3. The compact deserves praise for taking the SDGs as a useful roadmap to align societal and business interests. But whether stakeholders will be able to achieve this objective in daily practice remains to be seen. Take Bridge International Academies (BIA)—an acclaimed social enterprise that provides private primary education to more than 120,000 children in Kenya and Uganda, and is rapidly expanding to other countries. At first sight, BIA seems in perfect alignment with SDG number four: Ensure inclusive and quality education for all and promote lifelong learning. But while research shows that the Bridge approach to education leads to a significant positive effect in acquiring knowledge and skills in English and math, it has also received a lot of criticism. Instructors do not have adequate qualifications, according to Education International and the Kenyan National Union of Teachers, instructors do not have adequate qualifications, and classrooms do not provide an appropriate and safe learning environment. Illustrative of the debate is the critique of the World Bank investing $10 million in BIA, while making no investments in the public education system in Kenya or Uganda. This makes it hardly impossible for the government, critics argue, to level with the private company in terms of service delivery.
The Institutional Business Council of the WEF deserves praise for bringing business leaders together around an agenda to support the creation of long-term societal value.
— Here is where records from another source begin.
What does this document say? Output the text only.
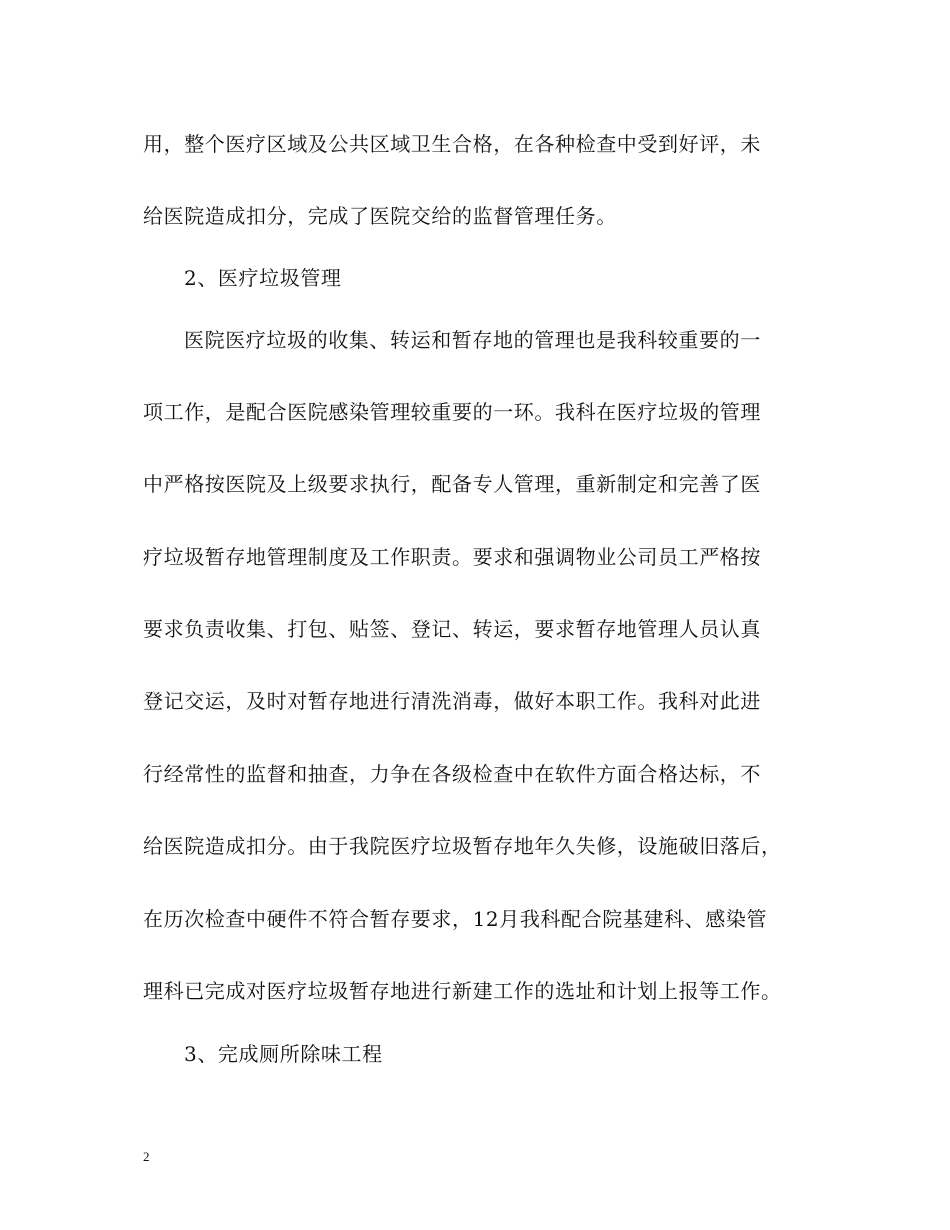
用，整个医疗区域及公共区域卫生合格，在各种检查中受到好评，未
给医院造成扣分，完成了医院交给的监督管理任务。
2、医疗垃圾管理
医院医疗垃圾的收集、转运和暂存地的管理也是我科较重要的一
项工作，是配合医院感染管理较重要的一环。我科在医疗垃圾的管理
中严格按医院及上级要求执行，配备专人管理，重新制定和完善了医
疗垃圾暂存地管理制度及工作职责。要求和强调物业公司员工严格按
要求负责收集、打包、贴签、登记、转运，要求暂存地管理人员认真
登记交运，及时对暂存地进行清洗消毒，做好本职工作。我科对此进
行经常性的监督和抽查，力争在各级检查中在软件方面合格达标，不
给医院造成扣分。由于我院医疗垃圾暂存地年久失修，设施破旧落后，
在历次检查中硬件不符合暂存要求，12月我科配合院基建科、感染管
理科已完成对医疗垃圾暂存地进行新建工作的选址和计划上报等工作。
3、完成厕所除味工程
2
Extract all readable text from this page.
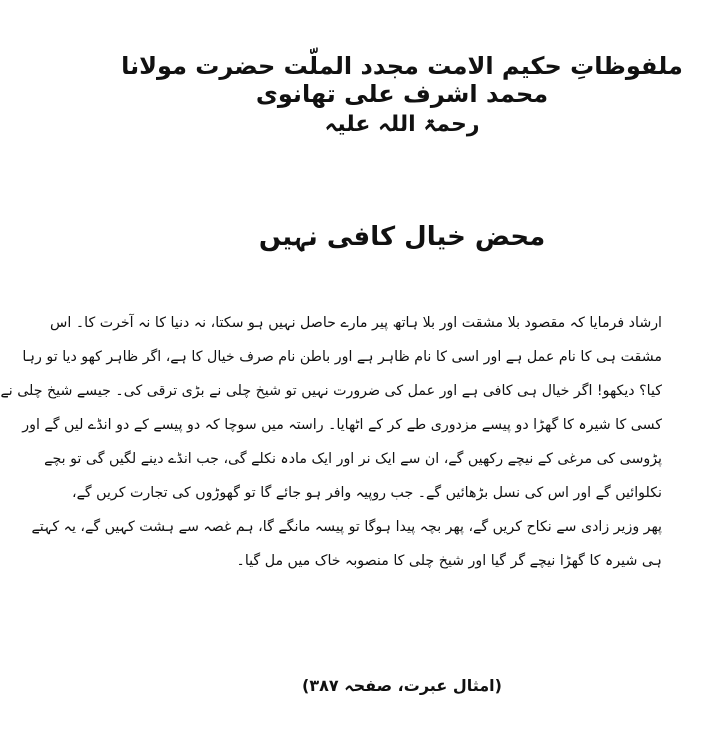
ملفوظاتِ حکیم الامت مجدد الملّت حضرت مولانا محمد اشرف علی تھانوی
رحمۃ اللہ علیہ
محض خیال کافی نہیں
ارشاد فرمایا کہ مقصود بلا مشقت اور بلا ہاتھ پیر مارے حاصل نہیں ہو سکتا، نہ دنیا کا نہ آخرت کا۔ اس
مشقت ہی کا نام عمل ہے اور اسی کا نام ظاہر ہے اور باطن نام صرف خیال کا ہے، اگر ظاہر کھو دیا تو رہا
کیا؟ دیکھو! اگر خیال ہی کافی ہے اور عمل کی ضرورت نہیں تو شیخ چلی نے بڑی ترقی کی۔ جیسے شیخ چلی نے
کسی کا شیرہ کا گھڑا دو پیسے مزدوری طے کر کے اٹھایا۔ راستہ میں سوچا کہ دو پیسے کے دو انڈے لیں گے اور
پڑوسی کی مرغی کے نیچے رکھیں گے، ان سے ایک نر اور ایک مادہ نکلے گی، جب انڈے دینے لگیں گی تو بچے
نکلوائیں گے اور اس کی نسل بڑھائیں گے۔ جب روپیہ وافر ہو جائے گا تو گھوڑوں کی تجارت کریں گے،
پھر وزیر زادی سے نکاح کریں گے، پھر بچہ پیدا ہوگا تو پیسہ مانگے گا، ہم غصہ سے ہشت کہیں گے، یہ کہتے
ہی شیرہ کا گھڑا نیچے گر گیا اور شیخ چلی کا منصوبہ خاک میں مل گیا۔
(امثال عبرت، صفحہ ۳۸۷)
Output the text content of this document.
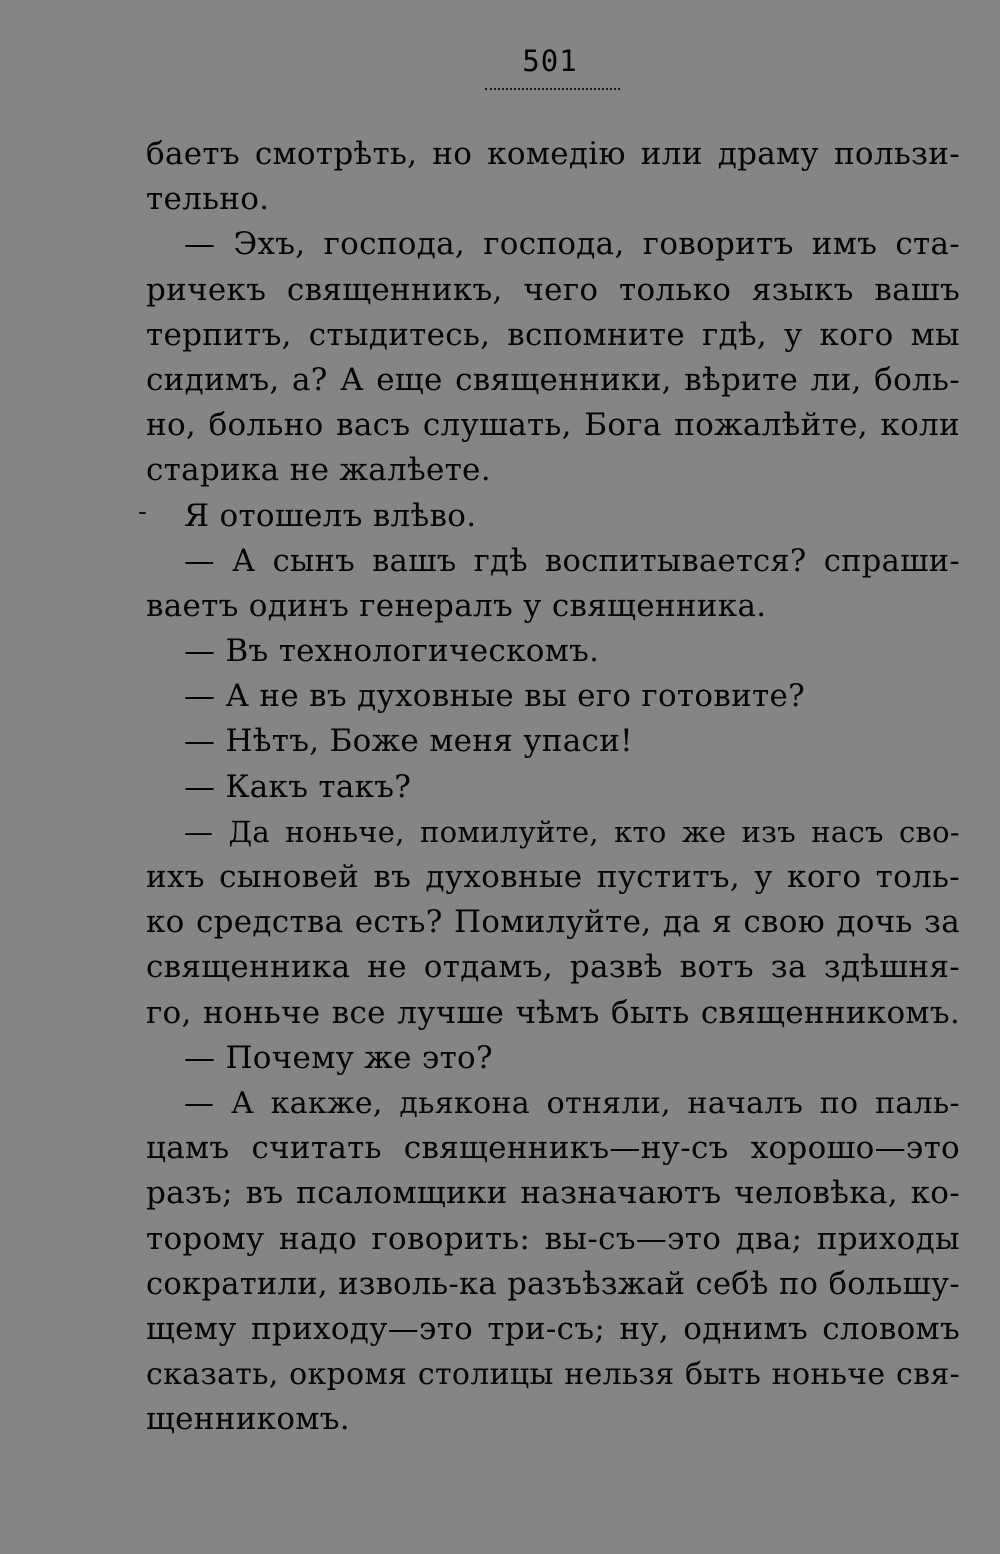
501
-
баетъ смотрѣть, но комедію или драму пользи-
тельно.
— Эхъ, господа, господа, говоритъ имъ ста-
ричекъ священникъ, чего только языкъ вашъ
терпитъ, стыдитесь, вспомните гдѣ, у кого мы
сидимъ, а? А еще священники, вѣрите ли, боль-
но, больно васъ слушать, Бога пожалѣйте, коли
старика не жалѣете.
Я отошелъ влѣво.
— А сынъ вашъ гдѣ воспитывается? спраши-
ваетъ одинъ генералъ у священника.
— Въ технологическомъ.
— А не въ духовные вы его готовите?
— Нѣтъ, Боже меня упаси!
— Какъ такъ?
— Да ноньче, помилуйте, кто же изъ насъ сво-
ихъ сыновей въ духовные пуститъ, у кого толь-
ко средства есть? Помилуйте, да я свою дочь за
священника не отдамъ, развѣ вотъ за здѣшня-
го, ноньче все лучше чѣмъ быть священникомъ.
— Почему же это?
— А какже, дьякона отняли, началъ по паль-
цамъ считать священникъ—ну-съ хорошо—это
разъ; въ псаломщики назначаютъ человѣка, ко-
торому надо говорить: вы-съ—это два; приходы
сократили, изволь-ка разъѣзжай себѣ по большу-
щему приходу—это три-съ; ну, однимъ словомъ
сказать, окромя столицы нельзя быть ноньче свя-
щенникомъ.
But as Philips’ CLCs and Bridge International Academies demonstrate, achieving society’s long-term objectives requires that governments, local communities representing beneficiaries, and civil society organizations ought to take part. A contract or an agreement that aims to further the interests of society—guided by the SDGs—simply must have that same society at the table.
If the compact is intended to significantly contribute to the alignment of social welfare and a sustainable, long-term development of the economy, we need a new version that calls on corporate leaders, investors, governments, and civil society to jointly stimulate sustainable economic and social growth, a fair distribution of the proceeds of the economic activities, and an inclusive decision-making process that allows the intended beneficiaries to have a clear say in the development.
Harry Hummels is full professor in ethics, organizations, and society at Maastricht University and full professor in social entrepreneurship at Utrecht University. He worked for a main street bank and as director of responsible investing and impact investing for an institutional investor.